When these pandemic trends are shown on the map some misleading impressions can be inferred. An ordinary map does not illustrate how many people are affected as lots of people live in densely populated urban areas. Therefore, we map the trends on a cartogram — an illustration where the size of a US county on the map is proportional to the fraction of its population in the total US population. This way we can get a correct impression on how severe the pandemic is. Figure 4 shows such a map with colors depicting the doubling time of COVID-19 incidence rate calculated on the data for the two weeks prior to July 14, 2020. It is obvious from such a map how devastating it is to have a community spreading of the disease in large urban areas. Notice also how the initial hotspot in the larger New York metropolitan area is now the region with the smallest incidence rate. An animated version in Figure 5 shows an evolution of this situation over time, from a scary rise of COVID-19 cases in April to intermediate calmness by the end of May and start of June, and finally the most recent rise in cases (for an interactive version see Figure 6). The animation also helps to visually connect the shapes in an ordinary map with the cartogram.
The increase in death rate comes in the wake of rising COVID-19 cases. Figure 3 shows that August will start with over 150,000 deaths in total. The death rate is somewhat slower than the incidence rate, but this is due to there being more cases among younger population and (maybe) the summer weather. The problem is that hospitals are starting to feel the approaching tsunami of cases in need of hospitalization. The hope, now ruined, was that such a scenario could be postponed to the fall, when the respiratory illnesses typically start to rise again. Instead, the US is already under a full-blown virus attack while the options to stop it are not only limited, but also deeply politicized.

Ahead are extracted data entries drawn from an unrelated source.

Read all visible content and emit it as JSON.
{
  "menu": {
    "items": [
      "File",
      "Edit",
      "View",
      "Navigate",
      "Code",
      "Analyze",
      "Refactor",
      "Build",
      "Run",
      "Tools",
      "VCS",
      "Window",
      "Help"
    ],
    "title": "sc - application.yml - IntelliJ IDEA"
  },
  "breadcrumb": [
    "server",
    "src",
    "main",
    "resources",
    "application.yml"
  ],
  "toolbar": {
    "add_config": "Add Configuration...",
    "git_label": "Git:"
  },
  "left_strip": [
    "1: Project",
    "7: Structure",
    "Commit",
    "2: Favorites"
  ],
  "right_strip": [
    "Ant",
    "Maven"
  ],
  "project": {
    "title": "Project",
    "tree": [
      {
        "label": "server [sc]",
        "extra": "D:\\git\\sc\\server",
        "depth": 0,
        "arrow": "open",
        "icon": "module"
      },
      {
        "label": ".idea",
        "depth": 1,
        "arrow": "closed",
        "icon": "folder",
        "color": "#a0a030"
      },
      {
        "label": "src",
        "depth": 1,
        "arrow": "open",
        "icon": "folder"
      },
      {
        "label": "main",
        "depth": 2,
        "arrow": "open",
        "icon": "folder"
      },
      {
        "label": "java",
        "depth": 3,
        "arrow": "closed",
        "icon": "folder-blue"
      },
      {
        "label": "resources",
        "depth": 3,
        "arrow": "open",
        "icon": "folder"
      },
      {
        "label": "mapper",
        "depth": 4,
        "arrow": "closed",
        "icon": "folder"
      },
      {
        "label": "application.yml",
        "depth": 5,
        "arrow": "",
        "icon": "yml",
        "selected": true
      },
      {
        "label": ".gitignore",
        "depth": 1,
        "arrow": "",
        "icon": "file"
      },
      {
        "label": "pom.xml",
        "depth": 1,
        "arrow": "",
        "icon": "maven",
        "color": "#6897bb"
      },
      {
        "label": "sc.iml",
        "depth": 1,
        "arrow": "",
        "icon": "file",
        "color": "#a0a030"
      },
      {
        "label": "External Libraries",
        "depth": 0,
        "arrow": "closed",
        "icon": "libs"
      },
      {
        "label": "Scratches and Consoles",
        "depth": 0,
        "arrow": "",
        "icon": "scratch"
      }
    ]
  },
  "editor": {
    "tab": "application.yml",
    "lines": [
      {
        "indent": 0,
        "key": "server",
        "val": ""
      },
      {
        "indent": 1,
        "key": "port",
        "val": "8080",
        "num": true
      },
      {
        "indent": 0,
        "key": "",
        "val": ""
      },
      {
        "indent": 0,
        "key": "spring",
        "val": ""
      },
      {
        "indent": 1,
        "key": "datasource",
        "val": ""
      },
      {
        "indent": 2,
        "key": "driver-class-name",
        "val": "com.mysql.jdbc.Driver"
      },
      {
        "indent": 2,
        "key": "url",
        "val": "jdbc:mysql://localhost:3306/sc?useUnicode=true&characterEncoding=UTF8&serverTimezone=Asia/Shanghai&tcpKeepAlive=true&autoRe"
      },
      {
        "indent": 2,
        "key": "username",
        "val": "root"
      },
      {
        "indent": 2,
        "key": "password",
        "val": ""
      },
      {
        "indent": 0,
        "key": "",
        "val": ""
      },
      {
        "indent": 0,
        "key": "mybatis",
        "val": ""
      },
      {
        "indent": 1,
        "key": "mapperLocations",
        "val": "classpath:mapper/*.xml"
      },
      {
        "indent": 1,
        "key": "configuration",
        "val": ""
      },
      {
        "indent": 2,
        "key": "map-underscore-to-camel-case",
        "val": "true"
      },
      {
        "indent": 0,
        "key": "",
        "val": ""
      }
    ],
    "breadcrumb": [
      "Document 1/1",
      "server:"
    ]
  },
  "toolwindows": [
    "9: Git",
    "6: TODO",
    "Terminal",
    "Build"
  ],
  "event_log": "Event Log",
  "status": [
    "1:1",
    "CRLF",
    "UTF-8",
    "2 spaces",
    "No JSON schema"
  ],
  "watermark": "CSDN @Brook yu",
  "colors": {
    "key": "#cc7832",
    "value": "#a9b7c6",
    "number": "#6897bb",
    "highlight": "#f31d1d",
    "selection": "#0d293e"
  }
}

Under such conditions only total lockdowns can stop the virus, but this is not an option that anyone is willing to take any more. Instead, limited measures will be implemented, such as limits on gatherings or business activities that cannot avoid a close human contact. This means that the economy will suffer dramatically because of such measures and suppressed personal spending driven by the fear of long-term economic disruption. Until now epidemiologists were dictating the measures and economists had to adjust. Now economists will dictate the rules of the game and epidemiologists must figure out how to fight the pandemic under the given limitations. The outcome could be even more deaths and maybe political instabilities. Not only in the US, but also globally as the virus is taking its death toll almost everywhere.